データの種類が多い場合や、異なる種類のデータを表示する場合に便利です。
以下が複数凡例の実装例です:
fig, ax = plt.subplots(figsize=(10, 6))
# 1つ目のデータセット
x = np.linspace(0, 5, 100)
line1, = ax.plot(x, np.sin(x), label='sin')
line2, = ax.plot(x, np.cos(x), label='cos')
# 2つ目のデータセット
x2 = np.linspace(0, 5, 10)
scatter = ax.scatter(x2, np.sin(x2), c='red', label='データポイント')
# 複数の凡例を配置
legend1 = ax.legend(handles=[line1, line2], loc='upper right')
ax.add_artist(legend1) # 1つ目の凡例を保持
ax.legend(handles=[scatter], loc='lower right')
plt.show()
凡例のグループ化
関連するデータをグループ化して凡例に表示できます。
データの階層構造を視覚的に表現することで、情報をより整理して伝えることができます。
グループ化の例を見てみましょう:
x = np.linspace(0, 5, 100)
# 温度データ
temp1, = plt.plot(x, 20 + np.sin(x), 'r-', label='東京')

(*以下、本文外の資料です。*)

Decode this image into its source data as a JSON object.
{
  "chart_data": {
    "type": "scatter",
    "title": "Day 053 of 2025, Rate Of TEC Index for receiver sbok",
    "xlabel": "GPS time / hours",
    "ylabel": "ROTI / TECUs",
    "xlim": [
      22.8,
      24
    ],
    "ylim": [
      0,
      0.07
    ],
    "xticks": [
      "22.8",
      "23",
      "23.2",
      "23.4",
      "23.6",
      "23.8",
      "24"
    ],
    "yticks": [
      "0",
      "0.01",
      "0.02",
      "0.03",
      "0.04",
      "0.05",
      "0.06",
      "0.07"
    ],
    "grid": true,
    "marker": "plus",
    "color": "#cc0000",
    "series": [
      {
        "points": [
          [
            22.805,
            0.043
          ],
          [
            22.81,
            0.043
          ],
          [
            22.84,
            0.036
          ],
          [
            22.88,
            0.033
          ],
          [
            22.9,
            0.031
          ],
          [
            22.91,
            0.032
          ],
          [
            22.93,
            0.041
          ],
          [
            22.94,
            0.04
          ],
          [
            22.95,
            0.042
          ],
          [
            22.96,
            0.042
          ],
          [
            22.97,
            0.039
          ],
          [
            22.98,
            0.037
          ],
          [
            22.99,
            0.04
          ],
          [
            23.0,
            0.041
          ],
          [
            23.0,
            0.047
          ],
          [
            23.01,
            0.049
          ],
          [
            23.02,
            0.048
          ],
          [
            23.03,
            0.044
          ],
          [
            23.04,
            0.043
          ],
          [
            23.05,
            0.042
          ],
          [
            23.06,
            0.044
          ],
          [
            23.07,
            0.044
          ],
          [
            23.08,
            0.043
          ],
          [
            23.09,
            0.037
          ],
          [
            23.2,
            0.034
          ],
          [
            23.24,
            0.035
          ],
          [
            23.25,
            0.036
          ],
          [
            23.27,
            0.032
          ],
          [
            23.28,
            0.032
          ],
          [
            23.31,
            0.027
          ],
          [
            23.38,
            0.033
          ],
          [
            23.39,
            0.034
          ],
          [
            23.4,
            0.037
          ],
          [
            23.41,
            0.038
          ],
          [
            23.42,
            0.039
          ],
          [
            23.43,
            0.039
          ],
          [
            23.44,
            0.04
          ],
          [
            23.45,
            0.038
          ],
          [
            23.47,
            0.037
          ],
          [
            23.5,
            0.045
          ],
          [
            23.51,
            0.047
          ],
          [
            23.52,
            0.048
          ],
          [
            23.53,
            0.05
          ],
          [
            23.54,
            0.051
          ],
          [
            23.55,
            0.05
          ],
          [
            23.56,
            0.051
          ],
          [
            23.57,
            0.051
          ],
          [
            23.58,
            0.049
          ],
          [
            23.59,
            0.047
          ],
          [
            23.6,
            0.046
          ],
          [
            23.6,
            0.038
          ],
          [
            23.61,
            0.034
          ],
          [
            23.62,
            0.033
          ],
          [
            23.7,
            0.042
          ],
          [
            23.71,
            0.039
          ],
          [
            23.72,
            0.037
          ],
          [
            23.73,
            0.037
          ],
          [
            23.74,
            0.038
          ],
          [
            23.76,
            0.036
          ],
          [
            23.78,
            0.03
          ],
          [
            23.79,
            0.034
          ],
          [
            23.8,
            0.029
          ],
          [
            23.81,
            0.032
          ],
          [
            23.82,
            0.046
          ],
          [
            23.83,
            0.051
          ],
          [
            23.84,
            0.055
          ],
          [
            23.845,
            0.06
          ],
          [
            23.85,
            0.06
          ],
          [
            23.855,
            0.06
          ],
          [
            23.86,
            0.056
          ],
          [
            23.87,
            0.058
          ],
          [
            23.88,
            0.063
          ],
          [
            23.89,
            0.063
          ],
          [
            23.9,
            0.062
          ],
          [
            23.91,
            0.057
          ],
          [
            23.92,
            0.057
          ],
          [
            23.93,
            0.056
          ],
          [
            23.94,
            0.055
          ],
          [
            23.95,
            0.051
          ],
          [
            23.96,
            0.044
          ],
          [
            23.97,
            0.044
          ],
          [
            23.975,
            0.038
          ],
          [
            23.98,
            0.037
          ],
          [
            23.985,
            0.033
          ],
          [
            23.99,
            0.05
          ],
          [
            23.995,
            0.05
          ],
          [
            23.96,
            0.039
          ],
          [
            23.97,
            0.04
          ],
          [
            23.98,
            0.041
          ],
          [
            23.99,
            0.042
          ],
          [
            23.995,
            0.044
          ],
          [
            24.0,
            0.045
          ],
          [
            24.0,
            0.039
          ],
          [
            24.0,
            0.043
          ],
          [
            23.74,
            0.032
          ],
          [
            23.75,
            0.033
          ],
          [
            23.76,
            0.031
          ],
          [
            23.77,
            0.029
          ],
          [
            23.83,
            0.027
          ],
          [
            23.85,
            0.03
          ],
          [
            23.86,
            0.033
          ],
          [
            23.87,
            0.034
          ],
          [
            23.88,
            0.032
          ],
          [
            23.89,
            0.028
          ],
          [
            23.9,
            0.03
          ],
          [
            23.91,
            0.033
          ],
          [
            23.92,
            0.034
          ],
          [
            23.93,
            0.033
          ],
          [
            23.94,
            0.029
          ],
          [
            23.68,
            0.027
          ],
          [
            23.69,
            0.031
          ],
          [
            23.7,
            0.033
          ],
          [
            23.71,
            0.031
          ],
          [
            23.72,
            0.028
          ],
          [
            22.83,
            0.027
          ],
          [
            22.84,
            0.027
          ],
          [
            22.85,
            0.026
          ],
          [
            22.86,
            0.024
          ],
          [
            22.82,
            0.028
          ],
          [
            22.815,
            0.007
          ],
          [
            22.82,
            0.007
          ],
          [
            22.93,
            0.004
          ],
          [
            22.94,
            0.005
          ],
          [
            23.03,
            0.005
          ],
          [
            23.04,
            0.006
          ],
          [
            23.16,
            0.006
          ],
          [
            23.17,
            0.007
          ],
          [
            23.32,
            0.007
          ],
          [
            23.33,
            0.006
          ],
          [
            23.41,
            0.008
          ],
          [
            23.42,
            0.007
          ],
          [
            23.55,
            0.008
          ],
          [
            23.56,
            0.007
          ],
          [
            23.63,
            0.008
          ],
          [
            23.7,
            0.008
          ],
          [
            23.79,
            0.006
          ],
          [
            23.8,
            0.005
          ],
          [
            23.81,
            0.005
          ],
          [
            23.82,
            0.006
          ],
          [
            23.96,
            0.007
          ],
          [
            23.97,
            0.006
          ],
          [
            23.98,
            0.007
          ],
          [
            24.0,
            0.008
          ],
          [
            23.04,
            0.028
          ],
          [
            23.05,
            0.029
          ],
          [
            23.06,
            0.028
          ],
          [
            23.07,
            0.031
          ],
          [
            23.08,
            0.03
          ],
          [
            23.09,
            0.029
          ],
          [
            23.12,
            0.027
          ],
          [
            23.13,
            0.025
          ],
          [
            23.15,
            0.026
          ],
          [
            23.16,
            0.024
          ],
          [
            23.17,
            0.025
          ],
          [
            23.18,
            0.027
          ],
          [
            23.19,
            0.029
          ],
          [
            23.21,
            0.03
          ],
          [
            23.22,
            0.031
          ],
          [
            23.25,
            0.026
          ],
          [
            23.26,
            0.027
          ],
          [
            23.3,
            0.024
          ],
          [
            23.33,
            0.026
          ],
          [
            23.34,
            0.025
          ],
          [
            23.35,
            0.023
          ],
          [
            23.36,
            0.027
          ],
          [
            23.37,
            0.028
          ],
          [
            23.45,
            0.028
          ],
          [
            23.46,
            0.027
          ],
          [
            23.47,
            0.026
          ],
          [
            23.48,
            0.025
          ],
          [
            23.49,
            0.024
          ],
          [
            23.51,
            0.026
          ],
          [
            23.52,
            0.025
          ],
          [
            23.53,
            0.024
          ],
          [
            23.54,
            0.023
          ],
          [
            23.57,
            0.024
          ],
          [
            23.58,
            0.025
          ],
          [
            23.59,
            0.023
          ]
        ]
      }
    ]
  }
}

temp2, = plt.plot(x, 15 + np.sin(x), 'b-', label='札幌')
# 湿度データ
hum1, = plt.plot(x, 60 + np.cos(x), 'r--', label='東京')
hum2, = plt.plot(x, 55 + np.cos(x), 'b--', label='札幌')
# グループ化した凡例の作成
first_legend = plt.legend(handles=[temp1, temp2], loc='upper right', title='気温')
plt.gca().add_artist(first_legend)
plt.legend(handles=[hum1, hum2], loc='lower right', title='湿度')
plt.show()
凡例の自動調整
データの量や種類に応じて、凡例の配置を自動的に最適化できます。
グラフの要素と重なりを避けながら、最適な位置に凡例を配置することが可能です。
以下が自動調整の例です:
plt.figure(figsize=(10, 6))
# 複数のデータをプロット
for i in range(5):
plt.plot(x, np.sin(x + i), label=f'データ{i+1}')
# 自動位置調整
plt.legend(
loc='best', # 最適な位置を自動選択
ncol=2, # 列数を2に設定
mode='expand', # 凡例を横に展開
borderaxespad=0. # グラフとの間隔
)
plt.show()
まとめ
当記事では、Matplotlibでの凡例(legend)の使い方について学習してきました。
- 凡例の基本的な使い方とその重要性を理解できました
- 凡例のカスタマイズ方法を習得しました
- 実践的な凡例の活用テクニックを学びました
これらの知識を活かして、より見やすく、情報を効果的に伝えるグラフを作成してみましょう。
最初は基本的な使い方から始めて、徐々にカスタマイズを加えていくことをおすすめします。
あなたのデータ可視化スキルが、この記事をきっかけにさらに向上することを願っています。